Un « New Deal » pour la RDC ?
Le 13 février 2019, le journal « Le Monde » titrait : « Les récits médiatiques font passer la RDC pour un gigantesque baril de poudre ».

Vu de l’extérieur, il faut confesser que l’image projetée à travers la presse, plusieurs rapports et même les réseaux sociaux ne rassure pas. Plus encore, elle tend à contester notre capacité à être les acteurs d’un projet congolais à la hauteur de nos aspirations et de notre potentiel. 

Beaucoup de choses ont été faites, pourtant, et même si la taille des défis demeure colossale, Lao-tseu ne disait-il pas qu’un voyage de mille lieues commence toujours par un premier pas ? Franklin Roosevelt s’est-il dit la même chose quand, en 1933, il engageait les USA dans le « New Deal », un sursaut aussi courageux qu’ambitieux qui allait devenir le socle de plusieurs décennies de prospérité ? Et si nous nous posions la question d’un « New Deal » congolais pour parler avenir économique et social avec pragmatisme et volontarisme, sans coloration ni paternalisme ?

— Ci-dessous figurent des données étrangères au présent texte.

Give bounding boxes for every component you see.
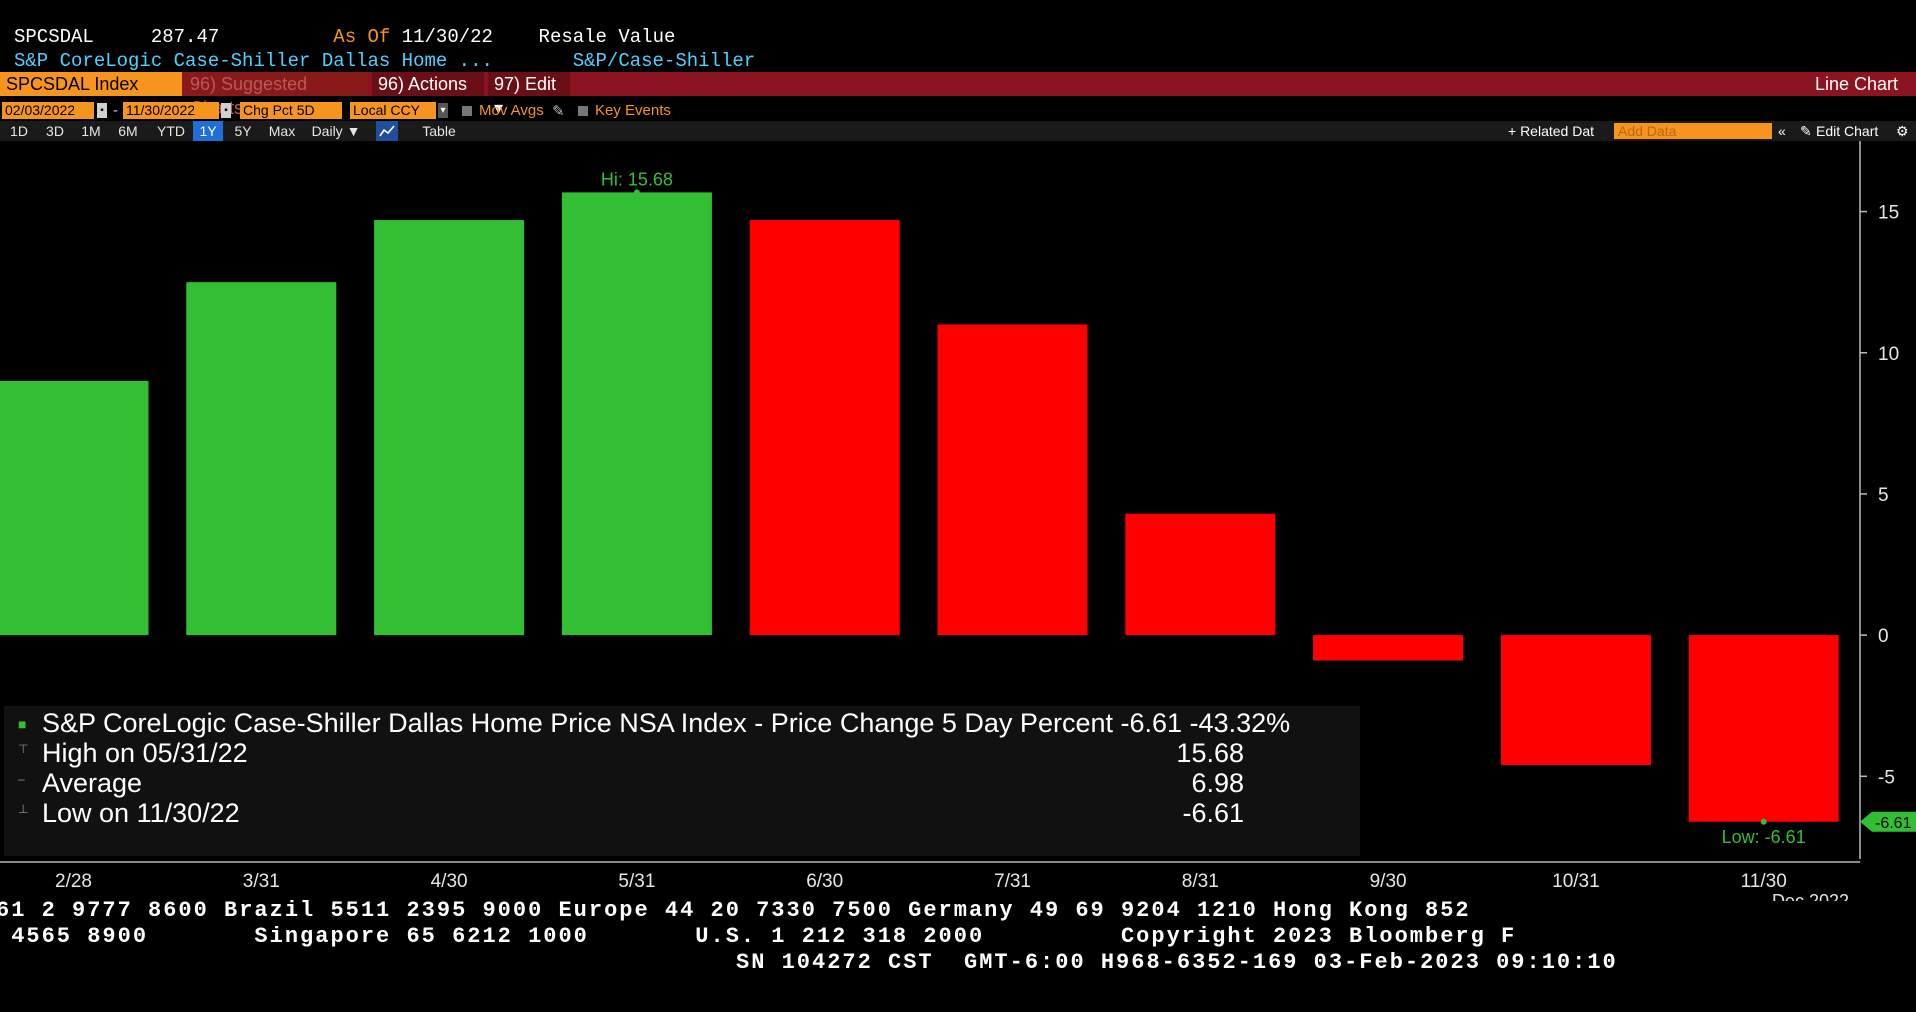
add-data-input[interactable]: Add Data xyxy=(1614,123,1772,139)
calendar-icon[interactable]: ▪ xyxy=(97,103,107,118)
gear-icon[interactable]: ⚙ xyxy=(1896,123,1909,139)
legend-high-value: 15.68 xyxy=(1176,738,1244,768)
as-of-label: As Of xyxy=(333,26,391,48)
contact-ticker-line1: 61 2 9777 8600 Brazil 5511 2395 9000 Eur… xyxy=(0,898,1471,923)
x-period-label: Dec 2022 xyxy=(1772,891,1849,901)
high-marker-icon: ⊤ xyxy=(18,742,29,756)
contact-ticker-line2: 4565 8900 Singapore 65 6212 1000 U.S. 1 … xyxy=(0,924,1517,949)
y-tick-label: 0 xyxy=(1878,626,1889,647)
bar-9-30 xyxy=(1313,635,1464,661)
x-tick-label: 4/30 xyxy=(431,871,468,892)
security-header: SPCSDAL 287.47 As Of 11/30/22 Resale Val… xyxy=(14,26,675,48)
edit-menu[interactable]: 97) Edit ▾ xyxy=(488,72,570,118)
security-name: S&P CoreLogic Case-Shiller Dallas Home .… xyxy=(14,50,493,72)
actions-menu[interactable]: 96) Actions ▾ xyxy=(372,72,484,118)
x-tick-label: 9/30 xyxy=(1370,871,1407,892)
high-annotation: Hi: 15.68 xyxy=(601,169,673,189)
chart-legend: ■ S&P CoreLogic Case-Shiller Dallas Home… xyxy=(4,706,1360,856)
price: 287.47 xyxy=(150,26,220,48)
period-1d[interactable]: 1D xyxy=(10,123,28,139)
last-value-label: -6.61 xyxy=(1875,815,1912,832)
bar-11-30 xyxy=(1688,635,1839,822)
session-info: SN 104272 CST GMT-6:00 H968-6352-169 03-… xyxy=(736,950,1618,975)
period-1y[interactable]: 1Y xyxy=(193,121,223,141)
bar-8-31 xyxy=(1125,513,1276,636)
pencil-icon[interactable]: ✎ xyxy=(1800,123,1812,139)
bar-4-30 xyxy=(374,220,525,636)
period-max[interactable]: Max xyxy=(268,123,296,139)
period-6m[interactable]: 6M xyxy=(118,123,138,139)
frequency-select[interactable]: Daily ▼ xyxy=(311,123,361,139)
average-marker-icon: – xyxy=(18,772,25,786)
low-point-marker xyxy=(1760,818,1767,825)
calendar-icon[interactable]: ▪ xyxy=(221,103,231,118)
value-type: Resale Value xyxy=(538,26,676,48)
bar-6-30 xyxy=(749,220,900,636)
bar-2-28 xyxy=(0,381,149,636)
legend-high-label: High on 05/31/22 xyxy=(42,738,248,768)
x-tick-label: 5/31 xyxy=(618,871,655,892)
key-events-checkbox[interactable] xyxy=(578,106,588,116)
legend-average-label: Average xyxy=(42,768,143,798)
high-point-marker xyxy=(633,189,640,196)
menu-bar: SPCSDAL Index 96) Suggested Charts 96) A… xyxy=(0,72,1916,118)
key-events-label: Key Events xyxy=(595,102,671,119)
low-annotation: Low: -6.61 xyxy=(1722,827,1806,847)
legend-low-value: -6.61 xyxy=(1182,798,1244,828)
data-source: S&P/Case-Shiller xyxy=(572,50,756,72)
date-separator: - xyxy=(113,102,118,119)
legend-low-label: Low on 11/30/22 xyxy=(42,798,240,828)
period-5y[interactable]: 5Y xyxy=(234,123,252,139)
x-tick-label: 11/30 xyxy=(1741,871,1787,892)
y-tick-label: 5 xyxy=(1878,485,1889,506)
bar-10-31 xyxy=(1500,635,1651,765)
y-tick-label: -5 xyxy=(1878,767,1895,788)
last-value-tag xyxy=(1860,811,1916,832)
security-subheader: S&P CoreLogic Case-Shiller Dallas Home .… xyxy=(14,50,755,72)
related-data-button[interactable]: + Related Dat xyxy=(1508,123,1594,139)
start-date-input[interactable]: 02/03/2022 xyxy=(2,102,94,119)
x-tick-label: 2/28 xyxy=(55,871,92,892)
series-color-swatch: ■ xyxy=(18,716,27,732)
y-tick-label: 10 xyxy=(1878,344,1899,365)
legend-average-value: 6.98 xyxy=(1191,768,1244,798)
chevron-down-icon[interactable]: ▾ xyxy=(438,103,448,118)
period-toolbar: 1D 3D 1M 6M YTD 1Y 5Y Max Daily ▼ Table … xyxy=(0,121,1916,141)
collapse-icon[interactable]: « xyxy=(1778,123,1786,139)
pencil-icon[interactable]: ✎ xyxy=(552,103,565,120)
field-select[interactable]: Chg Pct 5D xyxy=(240,102,342,119)
as-of-date: 11/30/22 xyxy=(401,26,493,48)
chart-type-label: Line Chart xyxy=(1814,74,1898,94)
mov-avgs-label: Mov Avgs xyxy=(479,102,544,119)
period-3d[interactable]: 3D xyxy=(46,123,64,139)
edit-chart-button[interactable]: Edit Chart xyxy=(1816,123,1879,139)
table-button[interactable]: Table xyxy=(422,123,456,139)
bar-chart: 15 10 5 0 -5 -6.61 2/28 3/31 4/30 5/31 6/30 7/31 8/… xyxy=(0,141,1916,901)
ticker: SPCSDAL xyxy=(14,26,94,48)
x-tick-label: 8/31 xyxy=(1182,871,1219,892)
x-tick-label: 6/30 xyxy=(806,871,843,892)
line-chart-icon[interactable] xyxy=(376,121,398,141)
y-tick-label: 15 xyxy=(1878,203,1899,224)
bar-3-31 xyxy=(186,282,337,636)
x-tick-label: 10/31 xyxy=(1552,871,1600,892)
bar-5-31 xyxy=(561,192,712,636)
period-1m[interactable]: 1M xyxy=(81,123,101,139)
suggested-charts-button[interactable]: 96) Suggested Charts xyxy=(184,72,368,118)
legend-title: S&P CoreLogic Case-Shiller Dallas Home P… xyxy=(42,708,1291,738)
index-field[interactable]: SPCSDAL Index xyxy=(0,72,182,96)
x-tick-label: 7/31 xyxy=(994,871,1031,892)
controls-row: 02/03/2022 ▪ - 11/30/2022 ▪ Chg Pct 5D L… xyxy=(0,100,1916,122)
x-tick-label: 3/31 xyxy=(243,871,280,892)
low-marker-icon: ⊥ xyxy=(18,802,29,816)
mov-avgs-checkbox[interactable] xyxy=(462,106,472,116)
period-ytd[interactable]: YTD xyxy=(157,123,185,139)
end-date-input[interactable]: 11/30/2022 xyxy=(123,102,219,119)
currency-select[interactable]: Local CCY xyxy=(350,102,436,119)
bar-7-31 xyxy=(937,324,1088,636)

Lors de l’accession au pouvoir du Président Joseph Kabila en 2001, la RDC est confrontée à des conflits armés et à une insécurité chronique. Avec les accords de Sun City, la promesse d’un retour à la paix ouvre la voie à de nouvelles ambitions. Un retour progressif à la stabilité de la monnaie nationale renforcera par la suite la confiance et préfigurera la mise en place d’un cadre favorable à la relance. L’atteinte du point d’achèvement de l’initiative PPTE, l’adhésion à l’OHADA, la mise en place du guichet unique de création d’entreprises, des réformes sectorielles constitueront ensuite autant d’étapes cruciales dans l’orientation de l’économie congolaise. Ainsi, en 2014, le taux de croissance du PIB est proche des deux chiffres, le système bancaire croît de 25 % chaque année, les délais de création d’une entreprise sont réduits à 3 jours…

La RDC revient de loin, mais il reste tellement à faire ! 

Après avoir atteint 9,5 % en 2014, la croissance du PIB a chuté à 6,9 % en 2015 avant d’atteindre 2,4 % en 2016 — son plus bas niveau depuis 2001 — et de remonter à 3,4 % en 2017, reflétant pour beaucoup les fluctuations des cours des matières premières. Cela montre également notre vulnérabilité aux chocs externes et les enjeux d’une transformation de l’économie. Nous suggérons ici quelques lignes de force susceptibles de nourrir la réflexion :

1. Agir en « swing producer » et œuvrer pour une régulation concertée de la production afin de nous prémunir contre les chocs externes de l’industrie extractive et leurs conséquences sociales ;

2. Diversifier et insuffler une nouvelle dynamique grâce à un cadre fiscal incitatif pour les PME et mieux adapté au rayonnement des grandes entreprises ;

3.Réformer l’éducation pour créer l’ensemble des compétences et des qualifications dont la RDC a besoin pour se projeter dans l’émergence ;

4. Adapter les instruments de mesure du développement et de redistribution des richesses pour orienter au mieux l’action de l’État dans le contexte congolais.

Le « New Deal » de Franklin Roosevelt a changé son pays par des réformes et non par la révolution. La RDC revient de loin, il est urgent de consolider les acquis, faire face aux épreuves d’aujourd’hui et nous engager avec toujours plus d’ambition dans le Congo de demain. Les défis sont de taille certes, mais même le plus long des voyages commence par un premier pas !

Henri Plessers Mboyo, Directeur exécutif du cabinet d’experts-conseils Financialis ACM, formateur au CFPB et Chargé de cours à l’Université Protestante au Congo pour la Frankfurt School of Finance and Management.